California Nurses File Claims Against Twin Cities Community Hospital


Templeton, CA: Fifty-three nurses have filed administrative claims against Twin Cities Community Hospital, alleging they have been victims of California labor violations, which resulted in them not receiving their legally mandated breaks. An administrative claim is a step before a civil lawsuit, which could be filed depending on the outcome of the administrative claim.

According to reports, the claim alleges Twin Cities is understaffed, preventing nurses from taking their legally mandated breaks. Nurses argue they were told to walk away from patients to take their break, but such actions put patients at risk of harm, either from not receiving medical care in a timely manner or from causing their own injuries. Nurses say that by walking away from the patients they also put their own nursing licenses in jeopardy.

A lawsuit was reportedly filed in 2015 by eight nurses, alleging they were denied breaks and not paid proper overtime. That lawsuit, Barnard et al. v. Twin Cities Community Hospital et al, alleges that despite agreeing to a flexible workweek in which the nurses regularly work three 12-hour days a week in exchange for no overtime, the hospital put nurses on call and required them to leave early if the number of patients dropped, depriving them of work and making it impossible to rely on a full paycheck.

"The purpose of this lawsuit is to change the culture of the Hospital so that nurses receive proper breaks and patients receive proper care," the 2015 lawsuit states. "This lawsuit is also about wage theft by a hospital that is more interested in lining its coffers than paying its nurses a fair day's wage for a hard day's work."
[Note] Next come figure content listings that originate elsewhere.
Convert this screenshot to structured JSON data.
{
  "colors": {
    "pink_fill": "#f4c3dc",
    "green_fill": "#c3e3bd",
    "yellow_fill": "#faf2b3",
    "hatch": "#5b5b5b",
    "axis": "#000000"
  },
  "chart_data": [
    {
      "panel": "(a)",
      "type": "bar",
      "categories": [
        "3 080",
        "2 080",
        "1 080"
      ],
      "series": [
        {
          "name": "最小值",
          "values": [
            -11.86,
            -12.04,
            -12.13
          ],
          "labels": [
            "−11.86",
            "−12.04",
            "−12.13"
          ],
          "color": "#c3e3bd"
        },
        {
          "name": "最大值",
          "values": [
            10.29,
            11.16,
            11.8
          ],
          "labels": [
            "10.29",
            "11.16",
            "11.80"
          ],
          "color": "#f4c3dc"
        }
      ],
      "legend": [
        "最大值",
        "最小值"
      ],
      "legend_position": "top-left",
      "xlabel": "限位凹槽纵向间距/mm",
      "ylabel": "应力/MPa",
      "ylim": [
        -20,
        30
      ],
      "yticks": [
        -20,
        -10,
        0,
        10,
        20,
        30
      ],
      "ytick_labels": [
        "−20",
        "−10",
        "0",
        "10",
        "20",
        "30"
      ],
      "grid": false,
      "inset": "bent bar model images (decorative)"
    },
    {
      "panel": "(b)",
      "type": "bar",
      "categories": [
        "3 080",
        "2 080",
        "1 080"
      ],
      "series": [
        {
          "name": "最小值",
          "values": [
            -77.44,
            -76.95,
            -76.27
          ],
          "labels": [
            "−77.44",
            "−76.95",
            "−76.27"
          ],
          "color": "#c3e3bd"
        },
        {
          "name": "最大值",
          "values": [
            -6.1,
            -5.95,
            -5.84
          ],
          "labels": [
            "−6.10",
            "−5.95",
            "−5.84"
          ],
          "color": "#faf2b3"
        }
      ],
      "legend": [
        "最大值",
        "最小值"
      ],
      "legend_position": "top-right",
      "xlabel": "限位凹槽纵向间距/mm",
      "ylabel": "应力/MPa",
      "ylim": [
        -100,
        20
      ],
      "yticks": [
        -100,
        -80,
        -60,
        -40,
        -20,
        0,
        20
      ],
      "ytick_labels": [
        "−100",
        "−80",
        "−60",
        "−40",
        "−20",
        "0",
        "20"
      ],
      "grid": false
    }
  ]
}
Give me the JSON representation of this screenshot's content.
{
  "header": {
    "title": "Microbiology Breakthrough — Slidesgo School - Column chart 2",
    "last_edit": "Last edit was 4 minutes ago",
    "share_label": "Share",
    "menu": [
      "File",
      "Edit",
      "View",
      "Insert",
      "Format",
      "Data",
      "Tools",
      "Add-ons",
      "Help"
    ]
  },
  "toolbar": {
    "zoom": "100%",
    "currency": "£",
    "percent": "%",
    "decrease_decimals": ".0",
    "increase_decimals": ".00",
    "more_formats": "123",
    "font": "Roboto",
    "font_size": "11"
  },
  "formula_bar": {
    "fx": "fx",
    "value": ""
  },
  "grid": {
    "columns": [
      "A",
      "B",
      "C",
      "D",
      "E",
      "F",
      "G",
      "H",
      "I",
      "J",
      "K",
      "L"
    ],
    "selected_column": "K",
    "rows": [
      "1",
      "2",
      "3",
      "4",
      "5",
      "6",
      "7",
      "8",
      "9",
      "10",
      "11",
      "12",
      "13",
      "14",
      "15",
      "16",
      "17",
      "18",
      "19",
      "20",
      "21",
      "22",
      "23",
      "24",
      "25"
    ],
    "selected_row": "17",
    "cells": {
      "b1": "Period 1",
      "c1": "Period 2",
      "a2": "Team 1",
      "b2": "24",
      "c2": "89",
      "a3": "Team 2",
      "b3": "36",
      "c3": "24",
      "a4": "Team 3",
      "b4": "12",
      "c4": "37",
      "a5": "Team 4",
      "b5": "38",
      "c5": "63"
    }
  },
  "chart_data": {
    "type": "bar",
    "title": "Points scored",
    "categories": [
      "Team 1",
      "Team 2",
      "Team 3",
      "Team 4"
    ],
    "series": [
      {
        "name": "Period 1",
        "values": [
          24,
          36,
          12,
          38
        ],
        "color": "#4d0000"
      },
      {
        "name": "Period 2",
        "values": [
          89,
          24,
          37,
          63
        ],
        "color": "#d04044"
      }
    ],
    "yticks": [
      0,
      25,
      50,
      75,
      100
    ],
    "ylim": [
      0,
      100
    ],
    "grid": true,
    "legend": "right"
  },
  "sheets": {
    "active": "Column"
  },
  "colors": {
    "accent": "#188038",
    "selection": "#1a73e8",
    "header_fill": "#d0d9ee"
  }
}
Plaintiffs in the administrative claim allege the understaffing is done to cut costs and maximize profits. Under California labor law, medical centers are required to maintain a certain nurse-to-patient ratio, and nurses are required meal or rest breaks for their shifts. But the nurses argue that if they were to take their breaks, the nurse to patient ratio would drop outside the legally set limits. As a result, nurses allege they were offered additional pay for skipping breaks, but were then not given that pay.

The claims are scheduled for court in September 2017.

Twin Cities is owned by Tenet Health, which has not commented on the lawsuit. A statement was released from the hospital that it would defend against the action and it is committed to providing safe, high quality patient care.